The Economist Blog looks at a few key economic indicators in the early 1980s vs. today, and concludes "things were a lot worse then".
Unfortunately, it's not really the case.
Given that, in a liquidity trap, deflation is the bigger threat, we'd clearly be better off if we had 14% inflation right now than we are w/ zero inflation/deflation. Similarly, if the prime rate and the mortgage rates were really high, we could be certain that lowering them would help the economy, and so we would know that things will not continue to get much worse.
Also, the real mortgage rate appears to be higher now than in 1981...
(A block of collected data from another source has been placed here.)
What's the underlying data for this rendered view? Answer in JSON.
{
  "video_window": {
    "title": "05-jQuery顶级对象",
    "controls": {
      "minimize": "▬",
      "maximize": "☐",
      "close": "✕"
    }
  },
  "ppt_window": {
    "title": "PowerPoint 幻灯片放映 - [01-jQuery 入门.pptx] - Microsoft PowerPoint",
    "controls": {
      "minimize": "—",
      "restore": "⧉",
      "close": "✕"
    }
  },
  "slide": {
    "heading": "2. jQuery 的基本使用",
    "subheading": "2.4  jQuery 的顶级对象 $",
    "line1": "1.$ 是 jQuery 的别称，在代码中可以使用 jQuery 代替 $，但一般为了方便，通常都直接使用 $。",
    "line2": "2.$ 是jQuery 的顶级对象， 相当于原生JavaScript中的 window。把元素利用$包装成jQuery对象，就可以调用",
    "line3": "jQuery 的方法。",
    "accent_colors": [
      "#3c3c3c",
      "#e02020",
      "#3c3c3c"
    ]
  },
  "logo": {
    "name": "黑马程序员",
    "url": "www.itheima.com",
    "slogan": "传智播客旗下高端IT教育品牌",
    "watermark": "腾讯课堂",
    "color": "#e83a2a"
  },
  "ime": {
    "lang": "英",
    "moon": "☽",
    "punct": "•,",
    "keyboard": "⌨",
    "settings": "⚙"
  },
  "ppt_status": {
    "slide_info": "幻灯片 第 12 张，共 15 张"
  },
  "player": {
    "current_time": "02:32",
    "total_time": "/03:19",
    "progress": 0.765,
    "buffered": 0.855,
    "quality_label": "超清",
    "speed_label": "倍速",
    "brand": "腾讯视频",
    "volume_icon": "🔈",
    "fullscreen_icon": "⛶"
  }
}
So, the only thing that really is worse in the above is the jobless rate. I notice that they cherry-picked the inflation rate from earlier in the recession cycle, and the jobless rate is taken from later in the cycle... Since unemployment usually still rises even after economic growth is restored, this is slightly misleading. Had they taken both numbers from 1980, the unemployment would have been less. had they taken both from 1982, the inflation rate would have been lower... Most economists expect the unemployment rate to increase for probably the next 12-18 months at least. It's better to compare how much the unemployment rate has increased since the beginning of each recession... And if we do, the answer is: If February is as bad as Nov.-Jan. as far as job losses go, this recession will have resulted in a bigger increase over the same period of time.
The total unemployment rate is also important, of course. My guess is that we could be at 10%-plus by the end of this year and could give 10.8% a run for its money. It's still too early to say.